Anonymity & Data Privacy
My entire life I've had limited privacy due to my unique first name. A Google Search of 'Avolyn' will return mostly me. While I value privacy, I didn't grow up assuming I had privacy. I couldn't create blogs online as a kid without my parents finding them. I once had a guy on the road find my Myspace page because my license plate at 16 years-old read, 'Avolyn' and that was all he needed to find me online (no, my license plate does not currently read my name).
Now that Facebook, GDPR, and shows like YOU on Netflix have brought the topic of Privacy front and center, everyone has growing concerns over their privacy. Most of us are realizing we have limited privacy. Some people have decided to stay off Facebook in an effort to maintain privacy, and as much as I hate to be a bearer of bad news, Facebook is still collecting data on you even if you don't have a Facebook page.
I recently attended the WiDS conference at Stanford and met a woman with an equally unique name and she lamented that her parents had given her a unique name, and that it was essentially as identifying as her social security number. I personally, don't take as much of an issue with that and I'm personally thankful that I'll never be confused with a random serial killer or otherwise notorious person with the same name as me.

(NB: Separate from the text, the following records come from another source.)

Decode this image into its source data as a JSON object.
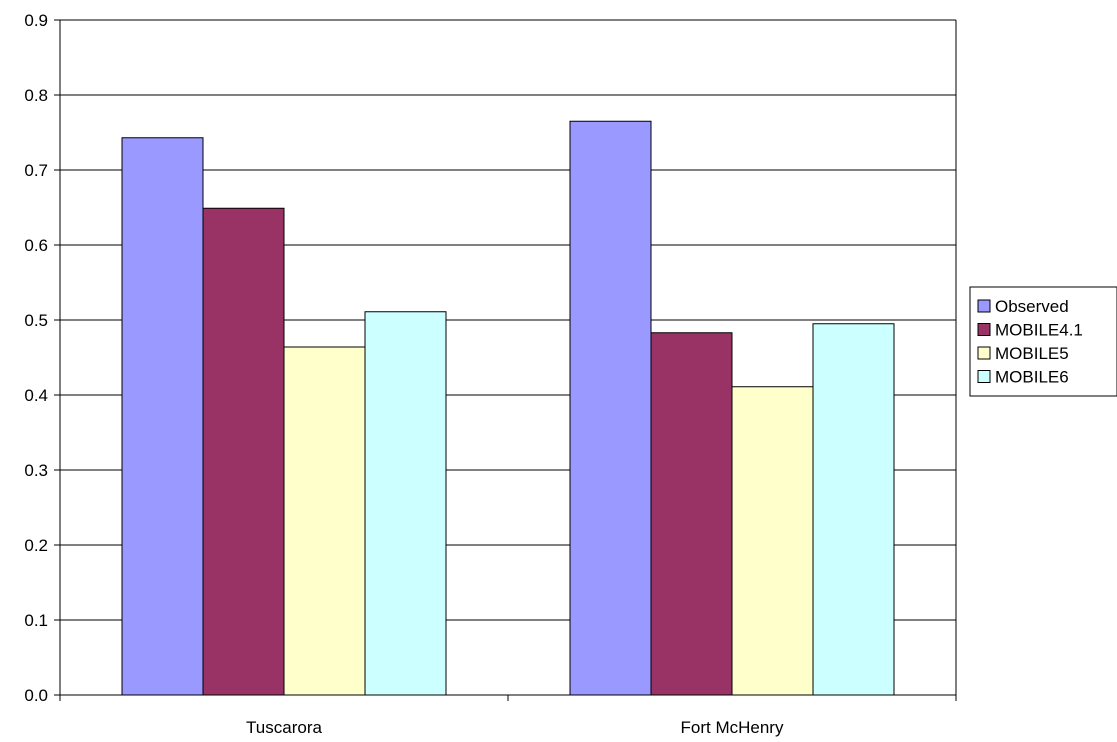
{
  "chart_data": {
    "type": "bar",
    "categories": [
      "Tuscarora",
      "Fort McHenry"
    ],
    "series": [
      {
        "name": "Observed",
        "values": [
          0.743,
          0.765
        ],
        "color": "#9999ff"
      },
      {
        "name": "MOBILE4.1",
        "values": [
          0.649,
          0.483
        ],
        "color": "#993366"
      },
      {
        "name": "MOBILE5",
        "values": [
          0.464,
          0.411
        ],
        "color": "#ffffcc"
      },
      {
        "name": "MOBILE6",
        "values": [
          0.511,
          0.495
        ],
        "color": "#ccffff"
      }
    ],
    "ylim": [
      0,
      0.9
    ],
    "yticks": [
      "0.0",
      "0.1",
      "0.2",
      "0.3",
      "0.4",
      "0.5",
      "0.6",
      "0.7",
      "0.8",
      "0.9"
    ],
    "grid": true,
    "legend_position": "right"
  }
}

Mark Zuckerberg recently published a 3,200-word essay, 'A Privacy-Focused Vision for Social Networking' and provides a shockingly inadequate definition of what he feels privacy means, 'gives people the freedom to be themselves.' With a less than adequate stance on Data Privacy from someone who has a bigger impact on our privacy than most other influences, it all begins to look rather bleak.
Where does this leave us? For many, the obvious answer is anonymity. But do we even have that?
In 2009, Netflix held a competition with a grand prize of $1,000,000 to whoever could improve their recommendation algorithm. In 2010 the competition was closed after researchers found that the data could be traced back to real people. A similar story happened when AOL attempted to release anonymous search history data. Even the 2010 US Censuswas plagued with privacy issues when it was discovered that their old data shielding techniques were not sufficient to protect the identity of individuals.
If you work in a data field, I am sorry to say that most of the work of protecting this data falls on you. It's a scary realization and a responsibility and burden that almost no one wants to bear, but someone has to. We have to take ownership of the task of protecting data if we interact with it on a daily basis.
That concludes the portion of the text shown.